Gutai Art Association, one of the most outstanding avant-garde art groups founded during postwar Japan, was active in terms of establishing a space for intercultural and interdisciplinary exchanges, striving to raise the visibility and awareness of Japanese art into the international scene. Gutai artists stretched the limits of traditional art: from tableaux to three-dimensional, exhibiting indoor to outdoor and even extending towards the sky. The principle of GUTAI drove the artists to employ new media and techniques, and to further incorporate the connotation of different art forms to create an unprecedented representation.

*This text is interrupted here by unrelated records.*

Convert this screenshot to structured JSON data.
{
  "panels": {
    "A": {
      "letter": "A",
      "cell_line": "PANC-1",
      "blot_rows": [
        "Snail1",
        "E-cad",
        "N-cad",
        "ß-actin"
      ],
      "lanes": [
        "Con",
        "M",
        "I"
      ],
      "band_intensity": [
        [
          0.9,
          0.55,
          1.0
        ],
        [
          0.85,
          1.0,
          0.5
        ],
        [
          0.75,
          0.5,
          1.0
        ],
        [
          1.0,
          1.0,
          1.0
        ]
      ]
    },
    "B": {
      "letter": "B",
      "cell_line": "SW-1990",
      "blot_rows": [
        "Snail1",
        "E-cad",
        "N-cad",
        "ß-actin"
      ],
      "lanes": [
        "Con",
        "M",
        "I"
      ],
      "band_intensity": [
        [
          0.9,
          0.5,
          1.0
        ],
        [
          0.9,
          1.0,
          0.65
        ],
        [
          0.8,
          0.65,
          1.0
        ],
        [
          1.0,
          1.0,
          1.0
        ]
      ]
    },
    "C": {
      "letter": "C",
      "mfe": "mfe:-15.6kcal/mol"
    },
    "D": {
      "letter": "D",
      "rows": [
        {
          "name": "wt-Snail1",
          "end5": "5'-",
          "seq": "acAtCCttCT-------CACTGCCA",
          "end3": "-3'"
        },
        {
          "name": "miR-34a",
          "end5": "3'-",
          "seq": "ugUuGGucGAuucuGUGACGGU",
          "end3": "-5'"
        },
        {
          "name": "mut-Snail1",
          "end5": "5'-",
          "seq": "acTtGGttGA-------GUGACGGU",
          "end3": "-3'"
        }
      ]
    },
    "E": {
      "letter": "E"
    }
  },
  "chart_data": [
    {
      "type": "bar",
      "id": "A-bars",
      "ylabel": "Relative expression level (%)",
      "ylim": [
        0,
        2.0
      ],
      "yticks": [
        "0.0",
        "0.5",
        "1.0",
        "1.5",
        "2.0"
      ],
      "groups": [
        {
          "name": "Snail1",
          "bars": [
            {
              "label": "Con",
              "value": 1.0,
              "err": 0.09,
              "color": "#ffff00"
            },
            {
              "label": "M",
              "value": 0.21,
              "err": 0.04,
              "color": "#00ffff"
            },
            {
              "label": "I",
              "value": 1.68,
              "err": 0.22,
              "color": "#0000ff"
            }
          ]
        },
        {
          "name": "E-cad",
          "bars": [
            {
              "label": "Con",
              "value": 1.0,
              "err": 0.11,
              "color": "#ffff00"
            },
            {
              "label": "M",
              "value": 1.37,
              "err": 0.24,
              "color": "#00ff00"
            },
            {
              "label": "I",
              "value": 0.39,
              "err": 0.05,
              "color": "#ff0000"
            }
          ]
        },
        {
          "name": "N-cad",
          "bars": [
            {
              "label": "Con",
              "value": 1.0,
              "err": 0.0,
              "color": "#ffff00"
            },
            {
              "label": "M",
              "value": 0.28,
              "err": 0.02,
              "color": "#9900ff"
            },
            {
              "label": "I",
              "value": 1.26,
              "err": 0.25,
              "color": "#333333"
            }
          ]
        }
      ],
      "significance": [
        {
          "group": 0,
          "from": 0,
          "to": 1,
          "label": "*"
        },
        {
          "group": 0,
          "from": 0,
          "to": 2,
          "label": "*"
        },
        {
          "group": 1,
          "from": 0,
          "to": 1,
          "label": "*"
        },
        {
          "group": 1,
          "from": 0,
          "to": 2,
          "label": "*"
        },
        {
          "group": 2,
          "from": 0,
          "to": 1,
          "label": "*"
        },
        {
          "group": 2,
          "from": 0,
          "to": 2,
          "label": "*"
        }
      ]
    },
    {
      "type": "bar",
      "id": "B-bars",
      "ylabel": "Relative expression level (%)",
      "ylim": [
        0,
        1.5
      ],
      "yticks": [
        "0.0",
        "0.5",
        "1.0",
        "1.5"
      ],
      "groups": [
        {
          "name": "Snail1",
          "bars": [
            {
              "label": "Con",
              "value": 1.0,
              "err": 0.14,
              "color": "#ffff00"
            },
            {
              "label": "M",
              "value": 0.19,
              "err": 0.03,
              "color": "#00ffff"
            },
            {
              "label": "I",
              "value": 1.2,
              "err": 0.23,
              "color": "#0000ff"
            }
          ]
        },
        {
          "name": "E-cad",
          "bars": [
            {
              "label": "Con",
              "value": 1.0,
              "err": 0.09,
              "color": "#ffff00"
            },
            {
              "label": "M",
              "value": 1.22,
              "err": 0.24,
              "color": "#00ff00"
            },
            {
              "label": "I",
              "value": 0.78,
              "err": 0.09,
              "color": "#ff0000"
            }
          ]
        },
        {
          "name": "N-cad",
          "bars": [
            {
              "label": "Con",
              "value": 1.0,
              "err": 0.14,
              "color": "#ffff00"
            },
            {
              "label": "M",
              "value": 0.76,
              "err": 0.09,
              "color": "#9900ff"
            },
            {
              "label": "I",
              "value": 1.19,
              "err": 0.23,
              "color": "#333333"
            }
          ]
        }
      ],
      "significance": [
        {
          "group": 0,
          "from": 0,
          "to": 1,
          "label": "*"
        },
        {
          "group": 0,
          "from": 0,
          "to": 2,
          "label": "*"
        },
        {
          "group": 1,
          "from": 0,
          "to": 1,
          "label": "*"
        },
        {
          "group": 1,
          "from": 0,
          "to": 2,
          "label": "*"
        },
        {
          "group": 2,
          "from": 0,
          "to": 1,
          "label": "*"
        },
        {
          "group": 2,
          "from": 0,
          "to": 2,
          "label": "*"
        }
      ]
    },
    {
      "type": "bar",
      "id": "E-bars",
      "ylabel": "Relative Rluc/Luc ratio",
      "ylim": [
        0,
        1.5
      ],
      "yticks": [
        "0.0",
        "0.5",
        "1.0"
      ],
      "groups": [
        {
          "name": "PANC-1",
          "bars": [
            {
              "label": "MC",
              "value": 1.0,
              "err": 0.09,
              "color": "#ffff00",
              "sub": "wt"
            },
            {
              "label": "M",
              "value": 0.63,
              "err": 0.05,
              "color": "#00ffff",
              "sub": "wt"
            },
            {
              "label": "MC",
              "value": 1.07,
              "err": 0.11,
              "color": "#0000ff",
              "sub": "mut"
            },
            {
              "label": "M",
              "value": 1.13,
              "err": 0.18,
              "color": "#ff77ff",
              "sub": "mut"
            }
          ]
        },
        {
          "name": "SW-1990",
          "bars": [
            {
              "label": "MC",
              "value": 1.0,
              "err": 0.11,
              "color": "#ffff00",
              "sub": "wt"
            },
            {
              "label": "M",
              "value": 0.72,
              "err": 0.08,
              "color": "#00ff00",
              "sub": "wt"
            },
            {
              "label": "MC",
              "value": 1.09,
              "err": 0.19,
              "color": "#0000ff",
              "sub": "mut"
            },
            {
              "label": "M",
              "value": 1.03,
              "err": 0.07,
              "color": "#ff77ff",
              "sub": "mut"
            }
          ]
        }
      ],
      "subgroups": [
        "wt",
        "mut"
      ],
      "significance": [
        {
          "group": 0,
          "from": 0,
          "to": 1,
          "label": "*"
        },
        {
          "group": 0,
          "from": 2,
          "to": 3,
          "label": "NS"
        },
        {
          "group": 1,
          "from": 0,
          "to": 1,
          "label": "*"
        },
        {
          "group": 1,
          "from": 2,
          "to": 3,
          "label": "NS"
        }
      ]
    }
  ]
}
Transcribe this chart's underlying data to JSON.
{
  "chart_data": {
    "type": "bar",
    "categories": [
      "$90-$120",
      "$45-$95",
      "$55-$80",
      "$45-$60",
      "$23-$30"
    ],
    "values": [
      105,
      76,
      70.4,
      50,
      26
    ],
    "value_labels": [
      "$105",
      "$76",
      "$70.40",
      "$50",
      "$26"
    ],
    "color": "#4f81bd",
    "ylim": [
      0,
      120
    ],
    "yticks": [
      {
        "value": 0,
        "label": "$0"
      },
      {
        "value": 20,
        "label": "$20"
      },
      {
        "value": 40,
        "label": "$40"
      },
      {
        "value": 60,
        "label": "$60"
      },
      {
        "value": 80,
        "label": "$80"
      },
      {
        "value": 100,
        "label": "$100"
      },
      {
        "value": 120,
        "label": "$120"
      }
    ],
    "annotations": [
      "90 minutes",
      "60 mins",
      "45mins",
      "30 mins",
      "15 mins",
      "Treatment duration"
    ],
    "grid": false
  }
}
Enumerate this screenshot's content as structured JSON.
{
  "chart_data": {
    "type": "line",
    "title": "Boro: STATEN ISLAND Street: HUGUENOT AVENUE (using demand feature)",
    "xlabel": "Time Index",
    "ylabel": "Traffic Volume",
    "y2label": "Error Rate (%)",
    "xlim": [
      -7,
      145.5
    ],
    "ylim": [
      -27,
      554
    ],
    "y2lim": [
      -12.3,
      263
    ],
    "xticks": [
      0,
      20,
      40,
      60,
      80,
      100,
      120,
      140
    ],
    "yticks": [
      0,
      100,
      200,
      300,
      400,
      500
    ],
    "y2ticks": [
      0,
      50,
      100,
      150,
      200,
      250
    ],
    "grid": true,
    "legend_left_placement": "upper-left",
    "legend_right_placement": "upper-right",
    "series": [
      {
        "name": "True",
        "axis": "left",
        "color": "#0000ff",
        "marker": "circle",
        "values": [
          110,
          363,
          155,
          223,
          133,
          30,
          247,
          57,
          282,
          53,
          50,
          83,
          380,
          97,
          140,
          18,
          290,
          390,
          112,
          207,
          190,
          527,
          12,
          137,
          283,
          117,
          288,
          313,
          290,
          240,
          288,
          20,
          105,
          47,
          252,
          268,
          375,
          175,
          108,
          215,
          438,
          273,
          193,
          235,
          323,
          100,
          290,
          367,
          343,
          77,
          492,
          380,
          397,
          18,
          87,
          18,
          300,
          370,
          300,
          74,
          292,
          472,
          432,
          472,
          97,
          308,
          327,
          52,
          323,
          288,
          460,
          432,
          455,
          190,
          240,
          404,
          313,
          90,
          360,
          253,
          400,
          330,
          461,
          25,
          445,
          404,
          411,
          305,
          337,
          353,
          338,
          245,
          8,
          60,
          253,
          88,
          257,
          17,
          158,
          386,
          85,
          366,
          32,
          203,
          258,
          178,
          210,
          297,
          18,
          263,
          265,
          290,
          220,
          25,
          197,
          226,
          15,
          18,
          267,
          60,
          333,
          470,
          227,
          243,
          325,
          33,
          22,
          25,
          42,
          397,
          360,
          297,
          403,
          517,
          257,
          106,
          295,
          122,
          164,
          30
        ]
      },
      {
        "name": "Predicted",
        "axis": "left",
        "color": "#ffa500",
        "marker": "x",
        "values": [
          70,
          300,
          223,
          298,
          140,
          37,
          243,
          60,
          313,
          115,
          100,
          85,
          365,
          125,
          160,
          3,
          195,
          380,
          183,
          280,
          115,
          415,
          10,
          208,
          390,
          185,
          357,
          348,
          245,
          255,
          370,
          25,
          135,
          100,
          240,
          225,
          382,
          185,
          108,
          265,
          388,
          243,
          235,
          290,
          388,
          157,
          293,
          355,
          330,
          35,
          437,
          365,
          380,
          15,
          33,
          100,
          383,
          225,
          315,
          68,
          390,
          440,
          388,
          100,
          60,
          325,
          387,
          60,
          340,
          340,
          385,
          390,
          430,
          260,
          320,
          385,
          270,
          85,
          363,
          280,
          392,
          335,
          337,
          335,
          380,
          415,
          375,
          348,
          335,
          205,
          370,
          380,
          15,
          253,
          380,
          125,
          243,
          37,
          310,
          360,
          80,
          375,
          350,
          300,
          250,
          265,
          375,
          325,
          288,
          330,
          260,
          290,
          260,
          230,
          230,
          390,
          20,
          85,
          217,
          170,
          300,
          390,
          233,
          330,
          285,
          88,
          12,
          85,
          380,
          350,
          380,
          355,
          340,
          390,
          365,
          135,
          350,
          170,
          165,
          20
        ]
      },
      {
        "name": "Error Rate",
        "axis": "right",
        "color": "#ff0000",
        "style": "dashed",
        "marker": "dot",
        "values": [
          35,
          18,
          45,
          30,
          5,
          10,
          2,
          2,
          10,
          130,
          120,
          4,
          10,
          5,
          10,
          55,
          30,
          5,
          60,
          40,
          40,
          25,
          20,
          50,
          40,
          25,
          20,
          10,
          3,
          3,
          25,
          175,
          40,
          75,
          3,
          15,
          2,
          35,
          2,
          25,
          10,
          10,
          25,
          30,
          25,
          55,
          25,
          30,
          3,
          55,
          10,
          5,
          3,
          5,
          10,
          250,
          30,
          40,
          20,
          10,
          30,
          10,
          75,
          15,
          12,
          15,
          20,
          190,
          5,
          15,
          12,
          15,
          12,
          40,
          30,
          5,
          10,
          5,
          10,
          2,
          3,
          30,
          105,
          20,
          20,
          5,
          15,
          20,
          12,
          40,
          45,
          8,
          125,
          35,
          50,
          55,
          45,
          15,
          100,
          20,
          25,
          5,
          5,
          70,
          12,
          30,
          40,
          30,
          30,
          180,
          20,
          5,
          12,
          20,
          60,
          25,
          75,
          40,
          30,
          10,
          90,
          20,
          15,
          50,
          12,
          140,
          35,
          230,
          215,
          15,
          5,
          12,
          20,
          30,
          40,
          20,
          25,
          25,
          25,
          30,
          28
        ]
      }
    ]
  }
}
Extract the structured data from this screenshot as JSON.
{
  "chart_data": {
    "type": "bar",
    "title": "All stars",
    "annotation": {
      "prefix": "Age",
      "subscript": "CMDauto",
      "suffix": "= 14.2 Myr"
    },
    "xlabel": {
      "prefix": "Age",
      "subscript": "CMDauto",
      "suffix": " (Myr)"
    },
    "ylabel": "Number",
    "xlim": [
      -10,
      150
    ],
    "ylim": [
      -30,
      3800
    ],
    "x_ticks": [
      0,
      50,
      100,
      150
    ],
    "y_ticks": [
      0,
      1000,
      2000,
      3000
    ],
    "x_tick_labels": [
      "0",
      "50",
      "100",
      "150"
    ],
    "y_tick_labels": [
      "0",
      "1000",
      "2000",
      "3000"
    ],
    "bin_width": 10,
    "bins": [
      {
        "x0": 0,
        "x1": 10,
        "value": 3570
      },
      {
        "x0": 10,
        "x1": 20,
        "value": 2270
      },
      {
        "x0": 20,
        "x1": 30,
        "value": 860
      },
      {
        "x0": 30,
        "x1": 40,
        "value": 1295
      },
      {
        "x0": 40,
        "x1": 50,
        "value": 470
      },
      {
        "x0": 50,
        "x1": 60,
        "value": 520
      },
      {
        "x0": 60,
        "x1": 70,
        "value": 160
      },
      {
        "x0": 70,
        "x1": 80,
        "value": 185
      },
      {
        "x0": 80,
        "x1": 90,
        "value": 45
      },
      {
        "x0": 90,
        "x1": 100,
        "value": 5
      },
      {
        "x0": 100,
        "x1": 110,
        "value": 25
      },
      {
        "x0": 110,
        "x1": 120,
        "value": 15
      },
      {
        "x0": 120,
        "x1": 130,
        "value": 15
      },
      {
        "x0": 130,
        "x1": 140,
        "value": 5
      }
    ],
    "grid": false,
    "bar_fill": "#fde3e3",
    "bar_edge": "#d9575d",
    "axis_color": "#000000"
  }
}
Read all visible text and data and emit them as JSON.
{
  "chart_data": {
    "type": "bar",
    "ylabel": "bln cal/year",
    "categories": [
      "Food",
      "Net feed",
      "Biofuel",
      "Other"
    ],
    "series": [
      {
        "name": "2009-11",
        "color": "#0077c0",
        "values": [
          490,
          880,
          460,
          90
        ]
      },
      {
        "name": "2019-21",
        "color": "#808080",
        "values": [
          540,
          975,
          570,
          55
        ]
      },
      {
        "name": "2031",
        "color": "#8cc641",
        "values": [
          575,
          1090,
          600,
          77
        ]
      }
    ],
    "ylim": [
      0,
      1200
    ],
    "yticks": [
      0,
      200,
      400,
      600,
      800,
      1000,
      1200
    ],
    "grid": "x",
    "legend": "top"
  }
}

As the co-founder of GUTAI, the publisher of Gutai Bulletin, and later as the leader of AU (Art Unidentified), Shozo Shimamoto was committed to establishing a network with international artists and had helped the group to correspond with renowned abstract expressionist, Jackson Pollock and the founder Mail art, Ray Johnson. The correspondence with Ray Johnson even started as early as 1962. The idea of Mail art was to break regional boundaries and reduce the distance between the artist and the audience – an idea that resonated with the belief of GUTAI.
By showcasing a joint exhibition of Shozo Shimamoto and 13 current AU members, we aim to highlight the legacy of Gutai spirit handed down from Shimamoto to the new generation. The exhibition will definitely open up a new dialogue between Japan and the rest of the world.